Skoda mi Villenueve'a. Kręci świetne filmy, ale ten podobnie jak "Blade Runner 2049" też poniesie klęskę. Po pierwsze zyski jakie by nie były, już na starcie zredukuje pandemiczny cyrk, a poza tym podobnie jak poprzednik, ambitny SF z takim budżetem się nie już dzisiaj nie zwróci. Chcesz zarobić na blockbusterze za 165 MLN $ w dobie odgórnych ograniczeń i segregacji ? Jeśli nie będzie to marvelowska pełna wybuchów bajeczka w pg-13, to zapomnij. Wierzę w sukces artystyczny "Duny", ale finansowo, będzie to porażka - masy od lat zaspokaja się Avengersami i innymi Transformesami i taka filmowa fastfoodowa widownia nie przełknie czegoś, do czego trzeba użyć noża widelca i popić lampką wina.
Ps. Aktualna data premiery zbiega się z tzw. sezonem grypowym, czyli w ramach walki z grypą, tzn. srovidem na jesień znowu zacznie się kabaret z zamykaniem wszystkiego. Lepiej niech to wrzucą na platformę streamingową z pewnym zyskiem, bo się w październiku zdziwią.
No własnie, film mieli skończony, więc nie musieli ustawiać premiery na październik, gdzie tak jak piszesz znowu będą wmawiali ludziom, że grypo/przeziębienia to kowid i wszystko pozamykają, żeby przymusić jeszcze więcej ludzi do szczypawki. Mogli dać premierę w lecie, lipiec/sierpień i byłoby ok. Bo raczej opcja przesunięcia o kolejny rok nie wchodziła w grę. Jeszcze Chiny mogą uratować wpływy $, tam wszystko pootwierane i może na to liczą.

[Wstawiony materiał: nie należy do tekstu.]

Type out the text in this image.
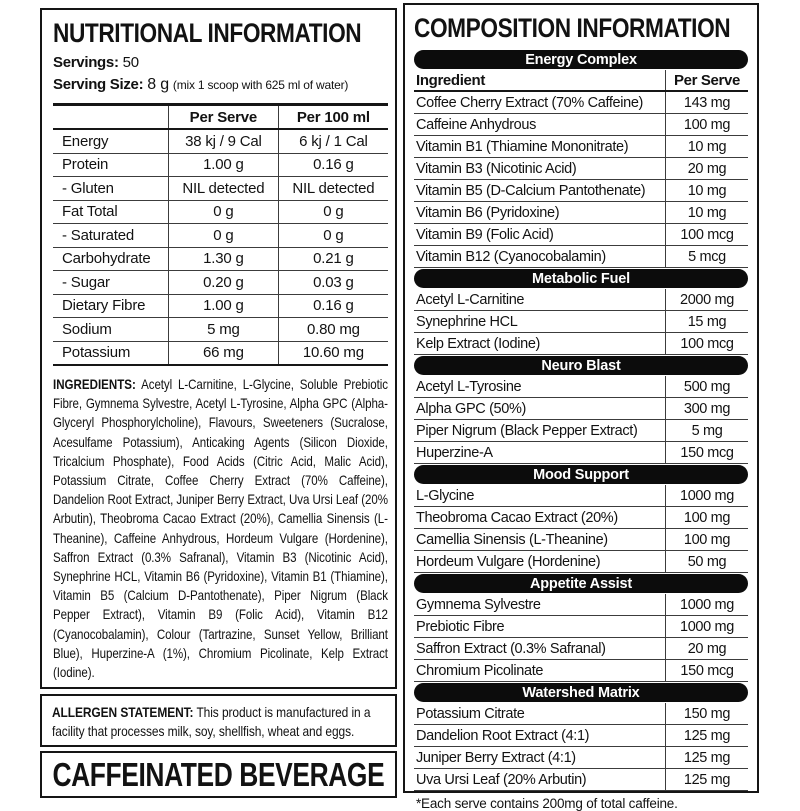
NUTRITIONAL INFORMATION
Servings: 50
Serving Size: 8 g (mix 1 scoop with 625 ml of water)
	Per Serve	Per 100 ml
Energy	38 kj / 9 Cal	6 kj / 1 Cal
Protein	1.00 g	0.16 g
- Gluten	NIL detected	NIL detected
Fat Total	0 g	0 g
- Saturated	0 g	0 g
Carbohydrate	1.30 g	0.21 g
- Sugar	0.20 g	0.03 g
Dietary Fibre	1.00 g	0.16 g
Sodium	5 mg	0.80 mg
Potassium	66 mg	10.60 mg

INGREDIENTS: Acetyl L-Carnitine, L-Glycine, Soluble Prebiotic Fibre, Gymnema Sylvestre, Acetyl L-Tyrosine, Alpha GPC (Alpha-Glyceryl Phosphorylcholine), Flavours, Sweeteners (Sucralose, Acesulfame Potassium), Anticaking Agents (Silicon Dioxide, Tricalcium Phosphate), Food Acids (Citric Acid, Malic Acid), Potassium Citrate, Coffee Cherry Extract (70% Caffeine), Dandelion Root Extract, Juniper Berry Extract, Uva Ursi Leaf (20% Arbutin), Theobroma Cacao Extract (20%), Camellia Sinensis (L-Theanine), Caffeine Anhydrous, Hordeum Vulgare (Hordenine), Saffron Extract (0.3% Safranal), Vitamin B3 (Nicotinic Acid), Synephrine HCL, Vitamin B6 (Pyridoxine), Vitamin B1 (Thiamine), Vitamin B5 (Calcium D-Pantothenate), Piper Nigrum (Black Pepper Extract), Vitamin B9 (Folic Acid), Vitamin B12 (Cyanocobalamin), Colour (Tartrazine, Sunset Yellow, Brilliant Blue), Huperzine-A (1%), Chromium Picolinate, Kelp Extract (Iodine).

ALLERGEN STATEMENT: This product is manufactured in a facility that processes milk, soy, shellfish, wheat and eggs.
CAFFEINATED BEVERAGE
COMPOSITION INFORMATION
Energy Complex
Ingredient	Per Serve
Coffee Cherry Extract (70% Caffeine)	143 mg
Caffeine Anhydrous	100 mg
Vitamin B1 (Thiamine Mononitrate)	10 mg
Vitamin B3 (Nicotinic Acid)	20 mg
Vitamin B5 (D-Calcium Pantothenate)	10 mg
Vitamin B6 (Pyridoxine)	10 mg
Vitamin B9 (Folic Acid)	100 mcg
Vitamin B12 (Cyanocobalamin)	5 mcg
Metabolic Fuel
Acetyl L-Carnitine	2000 mg
Synephrine HCL	15 mg
Kelp Extract (Iodine)	100 mcg
Neuro Blast
Acetyl L-Tyrosine	500 mg
Alpha GPC (50%)	300 mg
Piper Nigrum (Black Pepper Extract)	5 mg
Huperzine-A	150 mcg
Mood Support
L-Glycine	1000 mg
Theobroma Cacao Extract (20%)	100 mg
Camellia Sinensis (L-Theanine)	100 mg
Hordeum Vulgare (Hordenine)	50 mg
Appetite Assist
Gymnema Sylvestre	1000 mg
Prebiotic Fibre	1000 mg
Saffron Extract (0.3% Safranal)	20 mg
Chromium Picolinate	150 mcg
Watershed Matrix
Potassium Citrate	150 mg
Dandelion Root Extract (4:1)	125 mg
Juniper Berry Extract (4:1)	125 mg
Uva Ursi Leaf (20% Arbutin)	125 mg
*Each serve contains 200mg of total caffeine.
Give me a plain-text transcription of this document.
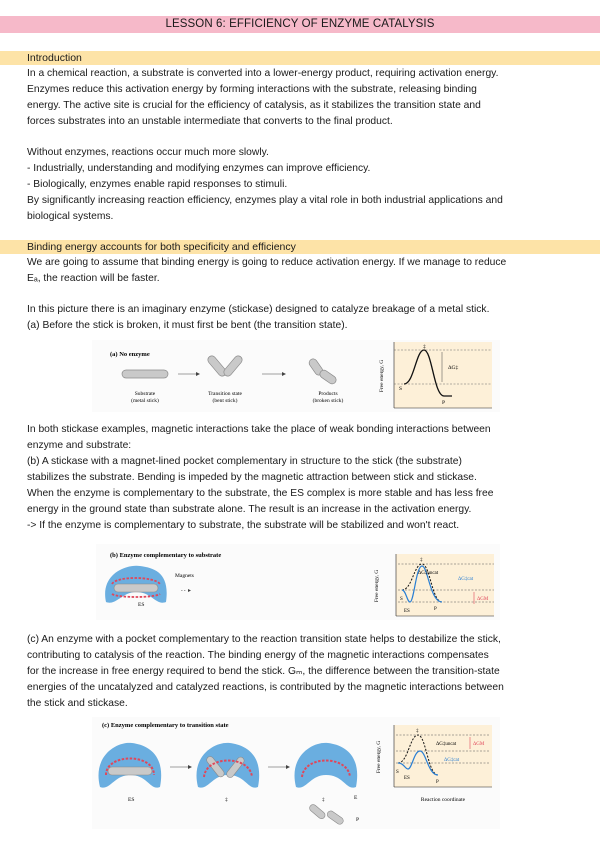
LESSON 6: EFFICIENCY OF ENZYME CATALYSIS
Introduction

In a chemical reaction, a substrate is converted into a lower-energy product, requiring activation energy.

Enzymes reduce this activation energy by forming interactions with the substrate, releasing binding

energy. The active site is crucial for the efficiency of catalysis, as it stabilizes the transition state and

forces substrates into an unstable intermediate that converts to the final product.

Without enzymes, reactions occur much more slowly.

- Industrially, understanding and modifying enzymes can improve efficiency.

- Biologically, enzymes enable rapid responses to stimuli.

By significantly increasing reaction efficiency, enzymes play a vital role in both industrial applications and

biological systems.

Binding energy accounts for both specificity and efficiency

We are going to assume that binding energy is going to reduce activation energy. If we manage to reduce

Eₐ, the reaction will be faster.

In this picture there is an imaginary enzyme (stickase) designed to catalyze breakage of a metal stick.

(a) Before the stick is broken, it must first be bent (the transition state).

(a) No enzyme
Substrate
(metal stick)
Transition state
(bent stick)
Products
(broken stick)
Free energy, G	ΔG‡
S
P
‡

In both stickase examples, magnetic interactions take the place of weak bonding interactions between

enzyme and substrate:

(b) A stickase with a magnet-lined pocket complementary in structure to the stick (the substrate)

stabilizes the substrate. Bending is impeded by the magnetic attraction between stick and stickase.

When the enzyme is complementary to the substrate, the ES complex is more stable and has less free

energy in the ground state than substrate alone. The result is an increase in the activation energy.

-> If the enzyme is complementary to substrate, the substrate will be stabilized and won't react.

(b) Enzyme complementary to substrate
ES
Magnets
- -	Free energy, G	ΔG‡uncat
ΔG‡cat
ΔGM
S
P
ES
‡

(c) An enzyme with a pocket complementary to the reaction transition state helps to destabilize the stick,

contributing to catalysis of the reaction. The binding energy of the magnetic interactions compensates

for the increase in free energy required to bend the stick. Gₘ, the difference between the transition-state

energies of the uncatalyzed and catalyzed reactions, is contributed by the magnetic interactions between

the stick and stickase.

(c) Enzyme complementary to transition state
ES	‡	E
‡
P
Free energy, G	ΔG‡uncat
ΔG‡cat
ΔGM
S
P
ES
‡
Reaction coordinate
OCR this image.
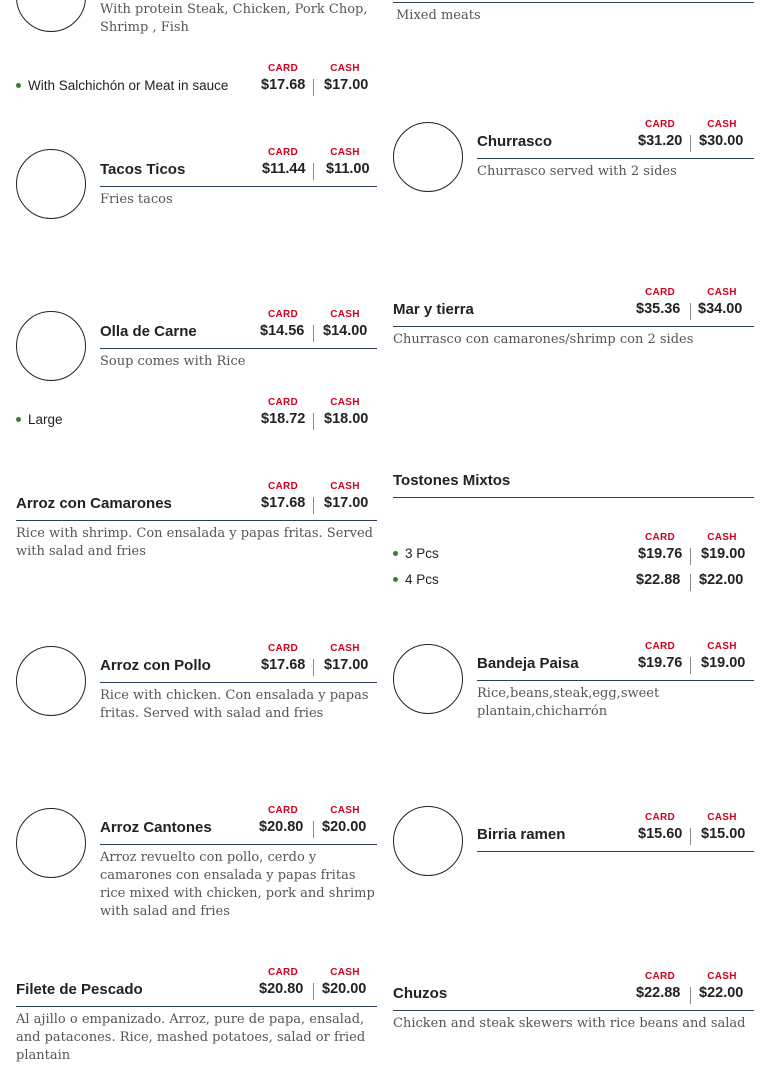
With protein Steak, Chicken, Pork Chop, Shrimp , Fish
With Salchichón or Meat in sauce
CARD	CASH
$17.68 $17.00
Tacos Ticos
CARD	CASH
$11.44 $11.00
Fries tacos
Olla de Carne
CARD	CASH
$14.56 $14.00
Soup comes with Rice
Large
CARD	CASH
$18.72 $18.00
Arroz con Camarones
CARD	CASH
$17.68 $17.00
Rice with shrimp. Con ensalada y papas fritas. Served with salad and fries
Arroz con Pollo
CARD	CASH
$17.68 $17.00
Rice with chicken. Con ensalada y papas fritas. Served with salad and fries
Arroz Cantones
CARD	CASH
$20.80 $20.00
Arroz revuelto con pollo, cerdo y camarones con ensalada y papas fritas rice mixed with chicken, pork and shrimp with salad and fries
Filete de Pescado
CARD	CASH
$20.80 $20.00
Al ajillo o empanizado. Arroz, pure de papa, ensalad, and patacones. Rice, mashed potatoes, salad or fried plantain
Mixed meats
Churrasco
CARD	CASH
$31.20 $30.00
Churrasco served with 2 sides
Mar y tierra
CARD	CASH
$35.36 $34.00
Churrasco con camarones/shrimp con 2 sides
Tostones Mixtos
3 Pcs
CARD	CASH
$19.76 $19.00
4 Pcs	$22.88 $22.00
Bandeja Paisa
CARD	CASH
$19.76 $19.00
Rice,beans,steak,egg,sweet plantain,chicharrón
Birria ramen
CARD	CASH
$15.60 $15.00
Chuzos
CARD	CASH
$22.88 $22.00
Chicken and steak skewers with rice beans and salad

Ooo, widzę, że producenci też zauważyli, że będzie problem i szykuje się powtórka z "Blade Runner 2049" - Diuna ma rating pg-13 ;-) nie ma też Deakinsa. No i jakby straciłem zainteresowanie :-)
Ps. Żeby w ogóle wyjść na zero taka produkcja musi zgarnąć minimum 400 baniek, słabo to widzę.